The GBI Medical Examiner has provided a preliminary cause & manner of death as suicide by hanging.
The GBI’s findings are the same as Savannah PD’s.
The family of Harvey through Statesboro attorney Francys Johnson told the media on Friday that the cause of death was not told to them by the GBI and that they still found the circumstances to be unacceptable. Preliminary findings earlier in April pointed to a suicide, but Johnson called the findings by the GBI a “PR stunt to support the Savannah Police Department.”
“We expect that people who go into a police department for questioning would emerge alive and not in a body bag,” said Francys Johnson, attorney. “We would assume that a police department and an interrogation room would be a place of high scrutiny, that a person would be under surveillance, and that their movements would be checked,” he said in a statement published by Fox28 in Savannah.

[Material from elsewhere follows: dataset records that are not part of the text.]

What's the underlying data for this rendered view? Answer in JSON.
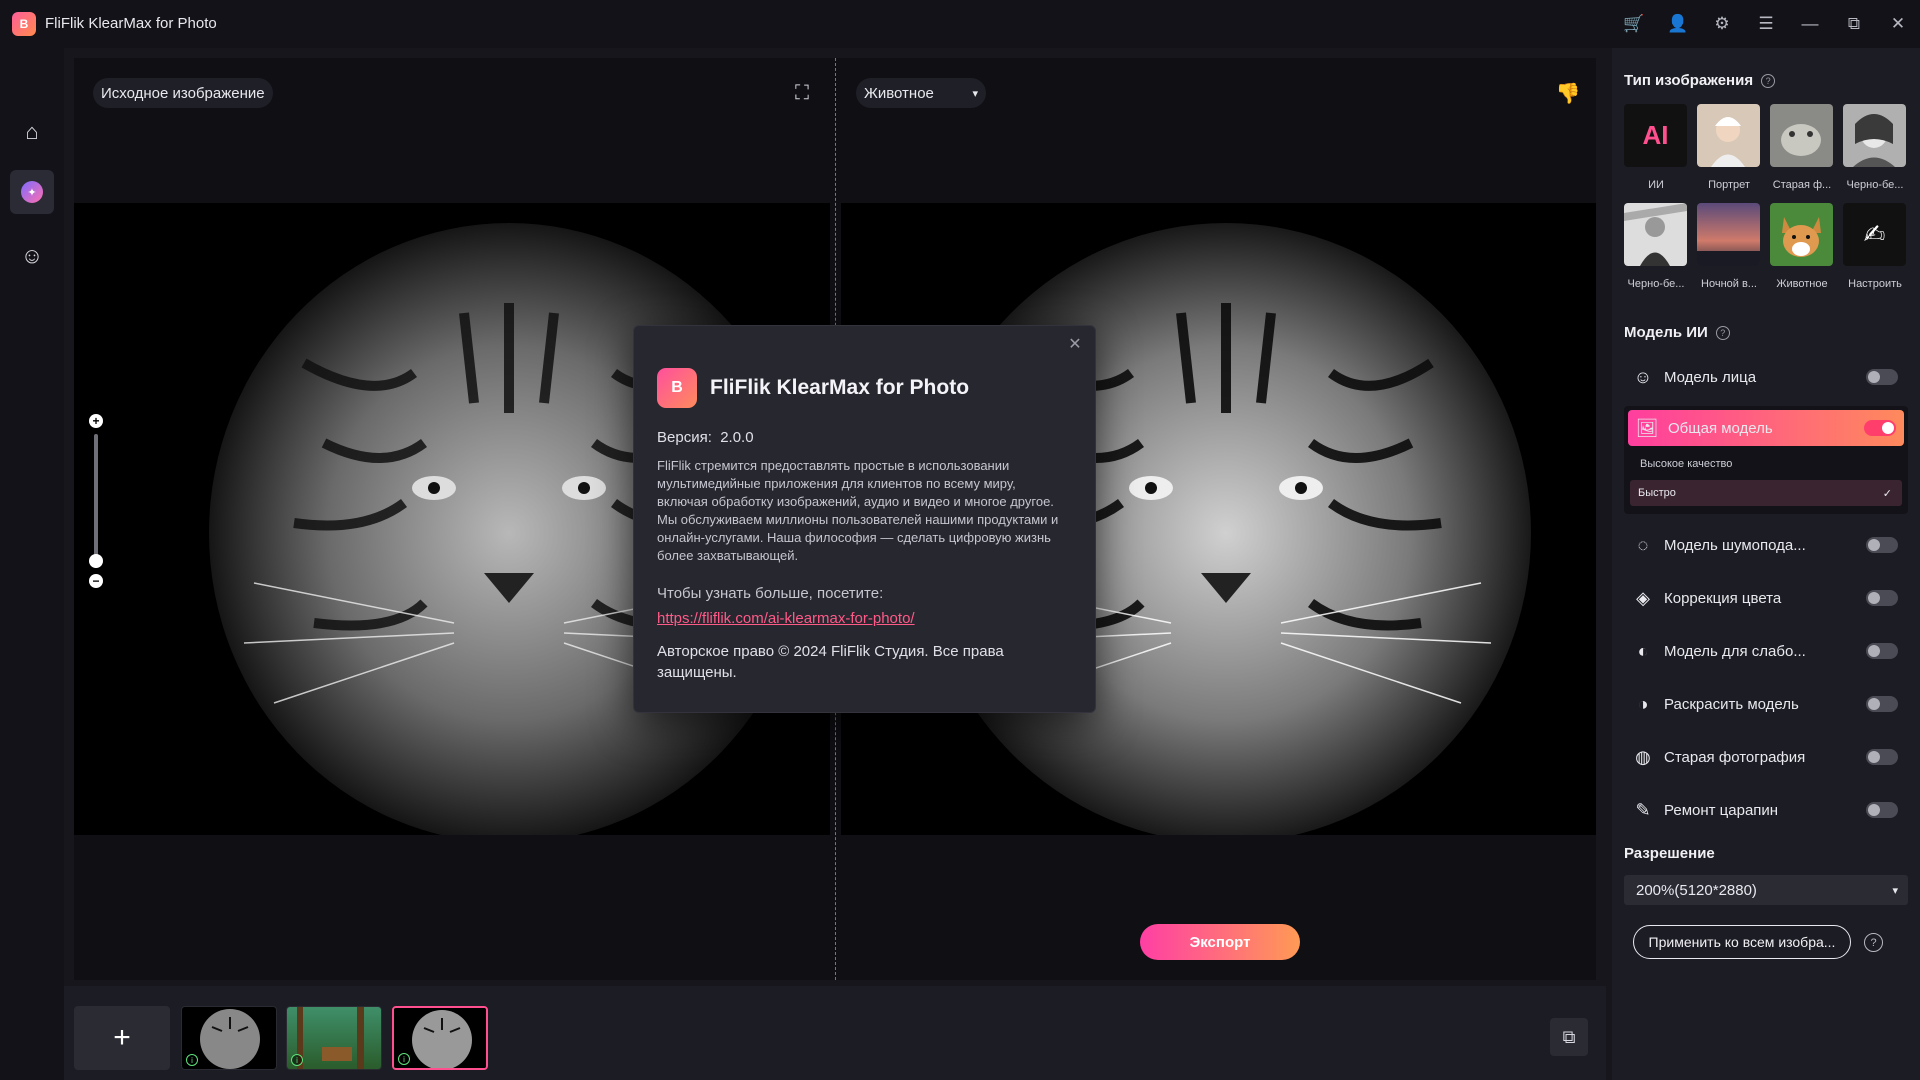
{
  "app": {
    "title": "FliFlik KlearMax for Photo",
    "logo_text": "B"
  },
  "window_controls": {
    "cart": "cart-icon",
    "account": "user-icon",
    "settings": "gear-icon",
    "menu": "menu-icon",
    "minimize": "minimize-icon",
    "maximize": "maximize-icon",
    "close": "close-icon"
  },
  "rail": {
    "items": [
      "home-icon",
      "enhance-icon",
      "face-icon"
    ]
  },
  "editor": {
    "source_label": "Исходное изображение",
    "image_type_selected": "Животное",
    "export_label": "Экспорт",
    "zoom": {
      "plus": "+",
      "minus": "−",
      "level": 0.05
    }
  },
  "about": {
    "title": "FliFlik KlearMax for Photo",
    "logo_text": "B",
    "version_label": "Версия:",
    "version": "2.0.0",
    "description": "FliFlik стремится предоставлять простые в использовании мультимедийные приложения для клиентов по всему миру, включая обработку изображений, аудио и видео и многое другое. Мы обслуживаем миллионы пользователей нашими продуктами и онлайн-услугами. Наша философия — сделать цифровую жизнь более захватывающей.",
    "learn_more": "Чтобы узнать больше, посетите:",
    "link": "https://fliflik.com/ai-klearmax-for-photo/",
    "copyright": "Авторское право © 2024 FliFlik Студия. Все права защищены."
  },
  "tray": {
    "add_label": "+",
    "thumbs": [
      "tiger",
      "forest",
      "tiger"
    ],
    "selected_index": 2
  },
  "panel": {
    "image_type_title": "Тип изображения",
    "types": [
      {
        "label": "ИИ",
        "glyph": "AI"
      },
      {
        "label": "Портрет"
      },
      {
        "label": "Старая ф..."
      },
      {
        "label": "Черно-бе..."
      },
      {
        "label": "Черно-бе..."
      },
      {
        "label": "Ночной в..."
      },
      {
        "label": "Животное"
      },
      {
        "label": "Настроить",
        "glyph": "✍"
      }
    ],
    "ai_model_title": "Модель ИИ",
    "models": [
      {
        "label": "Модель лица",
        "icon": "face-smile-icon",
        "on": false
      },
      {
        "label": "Общая модель",
        "icon": "image-icon",
        "on": true
      },
      {
        "label": "Модель шумопода...",
        "icon": "denoise-icon",
        "on": false
      },
      {
        "label": "Коррекция цвета",
        "icon": "paint-bucket-icon",
        "on": false
      },
      {
        "label": "Модель для слабо...",
        "icon": "contrast-icon",
        "on": false
      },
      {
        "label": "Раскрасить модель",
        "icon": "colorize-icon",
        "on": false
      },
      {
        "label": "Старая фотография",
        "icon": "old-photo-icon",
        "on": false
      },
      {
        "label": "Ремонт царапин",
        "icon": "brush-icon",
        "on": false
      }
    ],
    "quality_label": "Высокое качество",
    "quality_option": "Быстро",
    "resolution_title": "Разрешение",
    "resolution_value": "200%(5120*2880)",
    "apply_all": "Применить ко всем изобра..."
  }
}
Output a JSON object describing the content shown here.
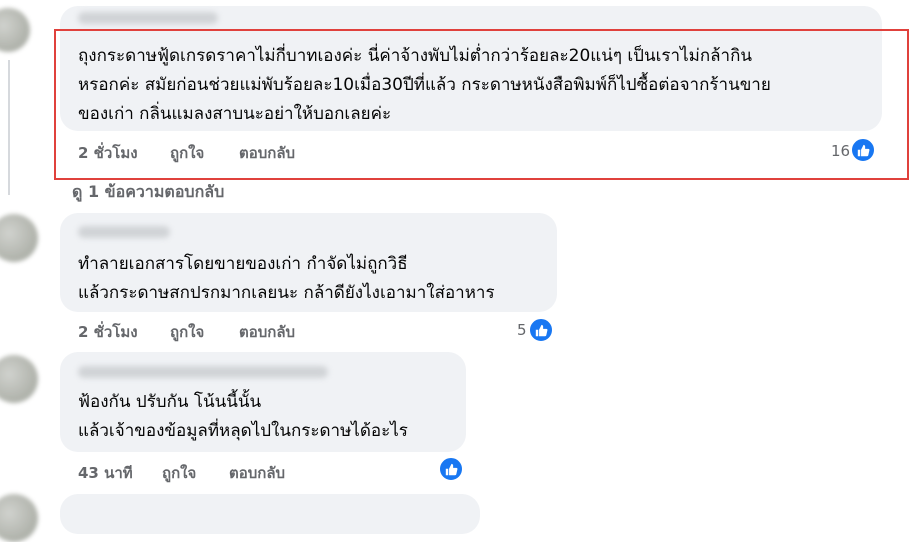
{
  "comments": [
    {
      "text_lines": [
        "ถุงกระดาษฟู้ดเกรดราคาไม่กี่บาทเองค่ะ นี่ค่าจ้างพับไม่ต่ำกว่าร้อยละ20แน่ๆ เป็นเราไม่กล้ากิน",
        "หรอกค่ะ สมัยก่อนช่วยแม่พับร้อยละ10เมื่อ30ปีที่แล้ว กระดาษหนังสือพิมพ์ก็ไปซื้อต่อจากร้านขาย",
        "ของเก่า กลิ่นแมลงสาบนะอย่าให้บอกเลยค่ะ"
      ],
      "time": "2 ชั่วโมง",
      "like_label": "ถูกใจ",
      "reply_label": "ตอบกลับ",
      "reaction_count": "16"
    },
    {
      "text_lines": [
        "ทำลายเอกสารโดยขายของเก่า กำจัดไม่ถูกวิธี",
        "แล้วกระดาษสกปรกมากเลยนะ กล้าดียังไงเอามาใส่อาหาร"
      ],
      "time": "2 ชั่วโมง",
      "like_label": "ถูกใจ",
      "reply_label": "ตอบกลับ",
      "reaction_count": "5"
    },
    {
      "text_lines": [
        "ฟ้องกัน ปรับกัน โน้นนี้นั้น",
        "แล้วเจ้าของข้อมูลที่หลุดไปในกระดาษได้อะไร"
      ],
      "time": "43 นาที",
      "like_label": "ถูกใจ",
      "reply_label": "ตอบกลับ",
      "reaction_count": ""
    }
  ],
  "view_replies_label": "ดู 1 ข้อความตอบกลับ",
  "colors": {
    "bubble": "#f0f2f5",
    "secondary_text": "#65676b",
    "like_blue": "#1877f2",
    "highlight_red": "#e0413c"
  },
  "icons": {
    "reaction": "thumbs-up-icon"
  }
}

William Harvey’s sister said the circumstances seem ‘virtually impossible’ and the family is slated to meet with the GBI on Monday to better understand how the GBI reached that conclusion. Johnson said the family is meeting with GBI Director Vic Reynolds.

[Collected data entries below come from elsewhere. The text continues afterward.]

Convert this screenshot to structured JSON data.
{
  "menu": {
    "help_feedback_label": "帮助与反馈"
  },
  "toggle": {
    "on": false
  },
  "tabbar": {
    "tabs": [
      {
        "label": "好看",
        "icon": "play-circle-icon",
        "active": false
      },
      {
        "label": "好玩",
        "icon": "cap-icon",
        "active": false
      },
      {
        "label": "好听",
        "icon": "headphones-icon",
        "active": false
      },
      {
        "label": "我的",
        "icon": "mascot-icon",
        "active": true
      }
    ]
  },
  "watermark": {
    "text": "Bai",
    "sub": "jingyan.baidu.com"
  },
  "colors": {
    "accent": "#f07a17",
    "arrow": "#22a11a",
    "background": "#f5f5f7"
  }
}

“If the footage is in alignment with the narrative that has been released now twice… If that video shows that, then what it shows is a great tragedy and that would be unfortunate but that would be the truth and we could put this to rest,” Johnson said in a press conference.
Neither the GBI nor the Savannah Police Department have commented publicly as to whether or not footage from the interrogation room exists.
The GBI investigation is still active and ongoing. Once it is completed, it will be turned over to the Eastern Judicial Circuit District Attorney for review. The Savannah Police Department is also working an internal investigation on the matter.